Sandrine P. Claus, Jeremy K. Nicholson and colleagues explain that trillions of bacteria live in the large intestine of healthy people, where they help digest food and make certain vitamins. In recent years, however, scientists have realized that these bacteria do more they interact with the rest of the body in ways that affect the use of energy and its storage as fat and finely tune the immune system. Claus and Nicholson decided to see how intestinal bacteria might affect the activity of brown fat. The "good" fat that burns calories quickly before they can be stored as fat, brown fat exists in small deposits in the neck area and elsewhere not like "white fat" in flab around the waist and buttocks. No one had checked to see if those bacteria could have an effect on brown fat, the researchers noted.

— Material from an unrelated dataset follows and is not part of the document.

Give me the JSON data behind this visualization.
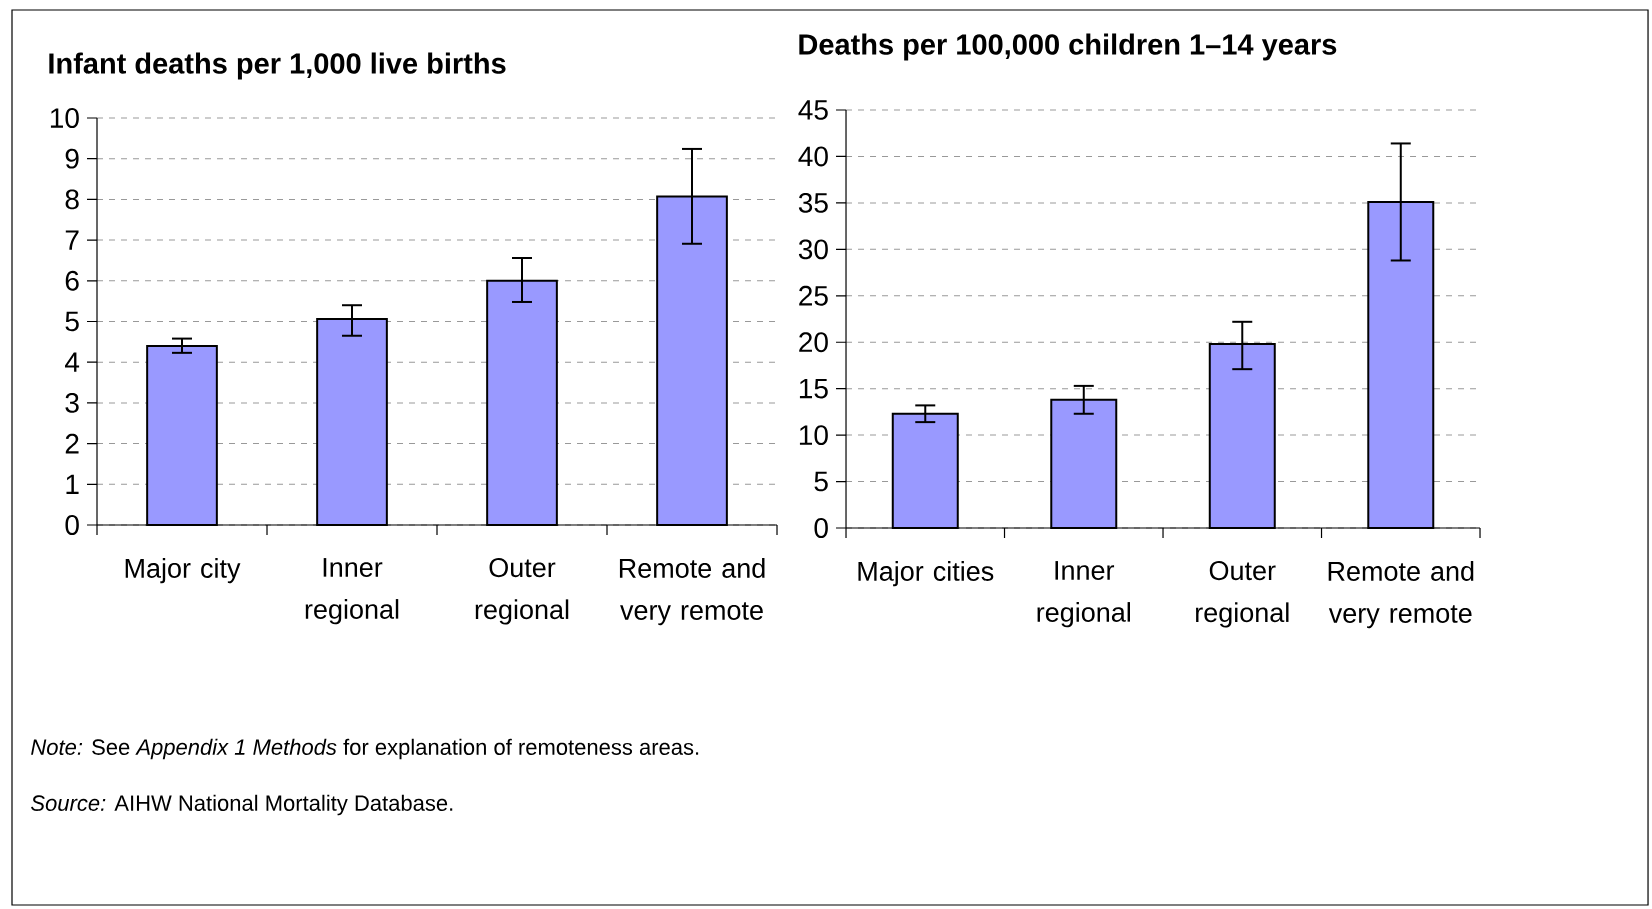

In experiments that compared "germ-free" (GF) mice, which don't have large-intestine bacteria, and regular mice, the scientists uncovered evidence suggesting that the bacteria do influence the activity of brown fat. Brown fat in the GF mice seemed to be more active, burning calories faster than in regular mice. Large-intestine bacteria also seemed to be linked with gender differences in weight. Normal male mice were heavier and fattier than females, but those differences vanished in the GF mice. The research also uncovered major differences in the interactions between males and females and their intestinal bacteria that might help explain why the obesity epidemic is more serious and rapidly developing in women. Those and other findings may point the way toward approaches that kick-up the activity of brown fat in humans to prevent or treat obesity.
A two by two experimental study has been designed to determine the effect of gut microbiota on energy metabolism in mouse models. The metabolic phenotype of germ-free (GF, n = 20) and conventional (n = 20) mice was characterized using a NMR spectroscopy-based metabolic profiling approach, with a focus on sexual dimorphism (20 males, 20 females) and energy metabolism in urine, plasma, liver, and brown adipose tissue (BAT). Physiological data of age-matched GF and conventional mice showed that male animals had a higher weight than females in both groups. In addition, conventional males had a significantly higher total body fat content (TBFC) compared to conventional females, whereas this sexual dimorphism disappeared in GF animals (i.e., male GF mice had a TBFC similar to those of conventional and GF females). Profiling of BAT hydrophilic extracts revealed that sexual dimorphism in normal mice was absent in GF animals, which also displayed lower BAT lactate levels and higher levels of (D)-3-hydroxybutyrate in liver, plasma, and BAT, together with lower circulating levels of VLDL. These data indicate that the gut microbiota modulate the lipid metabolism in BAT, as the absence of gut microbiota stimulated both hepatic and BAT lipolysis while inhibiting lipogenesis. We also demonstrated that 1H NMR metabolic profiles of BAT were excellent predictors of BW and TBFC, indicating the potential of BAT to fight against obesity.